On Sunday, Cook said to the Washington Post that "I think AR is extremely interesting and sort of a core technology," adding that "it's something we're doing a lot of things on behind that curtain that we talked about."

VR and AR are open fields

There is no clear leader, or de facto standard behind AR or VR yet. The Oculus Rift led the field, but the HTC Vive is likely to have more third party support with the opening of hardware and software for the device, plus tight integration with the popular Steam digital distribution platform.

Apple's iOS devices can be used at the core of rudimentary AR and VR now. The Mattel ViewMaster VR is an outgrowth of Google Cardboard, and uses software to resurrect the 50-year old toy, that once used stereographic slides. With insertion of a four-inch smartphone or larger, an app now gives the same functionality as the aged ViewMaster in a more effective way for a modern audience.

Modern VR and AR technologies aren't perfect. The major source of user physical illness in the technology is illness induced by input lag.

When the displayed images don't respond immediately to user input, or a head rotation, the human body's vestibular system is confused by the input lag, causing the nausea and light-headedness associated with motion sickness.

Input lag affects people differently. If one can read in a moving car without ill-effect, then in all likelihood a VR headset won't pose a problem. However, people prone to seasickness or motion sickness nearly always suffer from bad VR implementations.

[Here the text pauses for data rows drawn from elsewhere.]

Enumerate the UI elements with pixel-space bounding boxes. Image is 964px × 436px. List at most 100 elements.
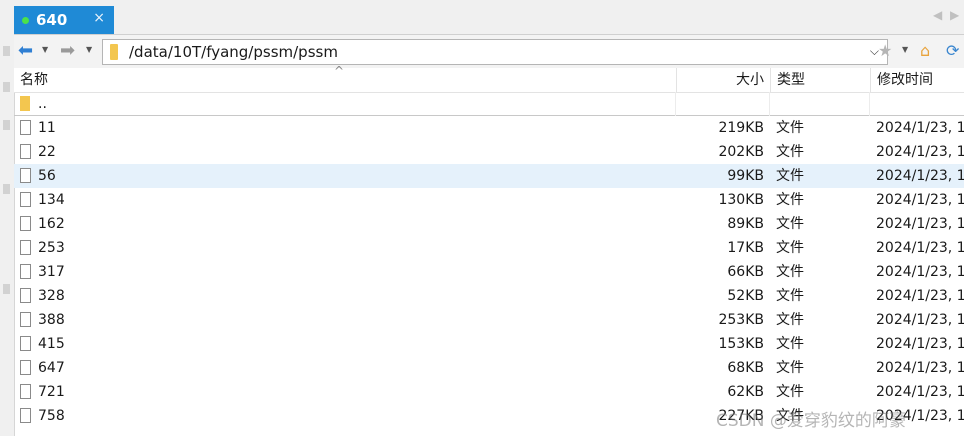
file-icon [20,216,31,231]
file-name: 162 [38,216,65,232]
file-size: 202KB [718,144,764,160]
address-path[interactable]: /data/10T/fyang/pssm/pssm [129,43,338,61]
tab-title: 640 [36,11,68,29]
parent-directory-row[interactable]: .. [14,92,964,116]
file-row[interactable]: 162 89KB 文件 2024/1/23, 1 [14,212,964,236]
file-type: 文件 [776,216,804,232]
file-row[interactable]: 253 17KB 文件 2024/1/23, 1 [14,236,964,260]
left-pane-edge [0,34,15,436]
file-name: 11 [38,120,56,136]
file-modified: 2024/1/23, 1 [876,336,964,352]
column-headers: ^ 名称 大小 类型 修改时间 [14,64,964,93]
file-row[interactable]: 647 68KB 文件 2024/1/23, 1 [14,356,964,380]
toolbar: ⬅ ▼ ➡ ▼ /data/10T/fyang/pssm/pssm ⌵ ★ ▼ … [14,34,964,69]
folder-icon [110,44,118,60]
file-size: 68KB [727,360,764,376]
file-size: 253KB [718,312,764,328]
back-history-dropdown[interactable]: ▼ [42,45,48,54]
file-modified: 2024/1/23, 1 [876,312,964,328]
tab-scroll-right-icon[interactable]: ▶ [950,8,959,22]
file-size: 66KB [727,264,764,280]
file-name: 22 [38,144,56,160]
column-header-type[interactable]: 类型 [770,68,870,92]
arrow-left-icon[interactable]: ⬅ [18,42,33,60]
close-icon[interactable]: × [93,10,105,26]
refresh-icon[interactable]: ⟳ [946,42,959,60]
file-type: 文件 [776,336,804,352]
file-icon [20,360,31,375]
home-icon[interactable]: ⌂ [920,42,930,60]
file-row[interactable]: 22 202KB 文件 2024/1/23, 1 [14,140,964,164]
file-size: 99KB [727,168,764,184]
file-name: 388 [38,312,65,328]
file-modified: 2024/1/23, 1 [876,192,964,208]
file-type: 文件 [776,168,804,184]
file-type: 文件 [776,360,804,376]
file-type: 文件 [776,264,804,280]
file-size: 62KB [727,384,764,400]
file-modified: 2024/1/23, 1 [876,240,964,256]
file-row[interactable]: 317 66KB 文件 2024/1/23, 1 [14,260,964,284]
file-name: 758 [38,408,65,424]
file-row[interactable]: 328 52KB 文件 2024/1/23, 1 [14,284,964,308]
file-icon [20,144,31,159]
tab-scroll-left-icon[interactable]: ◀ [933,8,942,22]
column-header-name[interactable]: 名称 [14,68,676,92]
file-type: 文件 [776,312,804,328]
file-icon [20,120,31,135]
file-size: 219KB [718,120,764,136]
tab-640[interactable]: 640 × [14,6,114,34]
file-name: 134 [38,192,65,208]
file-row[interactable]: 721 62KB 文件 2024/1/23, 1 [14,380,964,404]
file-name: 328 [38,288,65,304]
file-type: 文件 [776,120,804,136]
file-modified: 2024/1/23, 1 [876,288,964,304]
file-icon [20,384,31,399]
file-icon [20,168,31,183]
file-type: 文件 [776,192,804,208]
file-name: 721 [38,384,65,400]
file-icon [20,312,31,327]
tab-bar: 640 × ◀ ▶ [0,0,964,34]
forward-history-dropdown[interactable]: ▼ [86,45,92,54]
file-modified: 2024/1/23, 1 [876,216,964,232]
file-modified: 2024/1/23, 1 [876,168,964,184]
column-header-size[interactable]: 大小 [676,68,770,92]
file-size: 153KB [718,336,764,352]
file-modified: 2024/1/23, 1 [876,360,964,376]
file-name: 415 [38,336,65,352]
arrow-right-icon[interactable]: ➡ [60,42,75,60]
file-type: 文件 [776,384,804,400]
file-type: 文件 [776,144,804,160]
file-icon [20,288,31,303]
file-row[interactable]: 415 153KB 文件 2024/1/23, 1 [14,332,964,356]
column-header-modified[interactable]: 修改时间 [870,68,964,92]
address-bar[interactable]: /data/10T/fyang/pssm/pssm ⌵ [102,39,888,65]
file-icon [20,240,31,255]
parent-directory-label: .. [38,96,47,112]
file-icon [20,264,31,279]
file-type: 文件 [776,288,804,304]
file-row[interactable]: 56 99KB 文件 2024/1/23, 1 [14,164,964,188]
file-size: 17KB [727,240,764,256]
file-icon [20,408,31,423]
file-modified: 2024/1/23, 1 [876,120,964,136]
file-row[interactable]: 134 130KB 文件 2024/1/23, 1 [14,188,964,212]
file-row[interactable]: 11 219KB 文件 2024/1/23, 1 [14,116,964,140]
bookmark-dropdown[interactable]: ▼ [902,45,908,54]
file-icon [20,336,31,351]
file-size: 52KB [727,288,764,304]
file-name: 317 [38,264,65,280]
file-icon [20,192,31,207]
watermark: CSDN @爱穿豹纹的阿豪 [716,411,906,431]
star-icon[interactable]: ★ [878,42,892,60]
file-modified: 2024/1/23, 1 [876,264,964,280]
file-list: .. 11 219KB 文件 2024/1/23, 1 22 202KB 文件 2024/1/… [14,92,964,436]
file-modified: 2024/1/23, 1 [876,384,964,400]
file-name: 647 [38,360,65,376]
file-modified: 2024/1/23, 1 [876,144,964,160]
file-name: 253 [38,240,65,256]
file-row[interactable]: 388 253KB 文件 2024/1/23, 1 [14,308,964,332]
file-type: 文件 [776,240,804,256]
file-name: 56 [38,168,56,184]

On Google Play's ViewMaster VR page, it lists hardware that is compatible with the toy. Motorola and Samsung phones are listed, as well as every iPhone newer than the iPhone 5 and 5c. It also notes that the ViewMaster VR "may also work with newer model Android smartphones not listed above" but no guarantees are made, because of the wide disparity of device capabilities out of the control of Google.

Apple's tight integration of software and hardware down to the iPhone's casing size can do a great deal to eliminate problems inherent with both AR and VR technology. Input lag can be minimized by leveraging Apple's strict control over the sensors used in a device, as well as managing the communication between the sensors and development SDKs — much like Xcode does now for iOS.

Much of the work that Apple needs to do is simply refinement of existing technologies. If Apple should utilize the open source nature of the HTC Vive for positional tracking in a future full-VR implementation, both the Apple VR and Windows-based VR ecosystem can flourish.

While Apple was the first to market with a PC, it didn't set the standard — IBM did that in 1981. Apple wasn't the first to release a MP3 player, but it did it better, and won the market in the end. Samsung released its smart watch a year before the Apple Watch came out, and in every regard, the Apple Watch is the superior product, with Samsung floundering with multiple models and operating systems.

VR and AR stand now where wearables did just a few years ago, and only have advanced lately after decades of work on computer and imaging technology making it practical and reasonably affordable to have a setup in the home. Apple can seize the day like it did with the iPod and iPad.

Based on remarks from Tim Cook, Apple appears to be looking at the possibilities.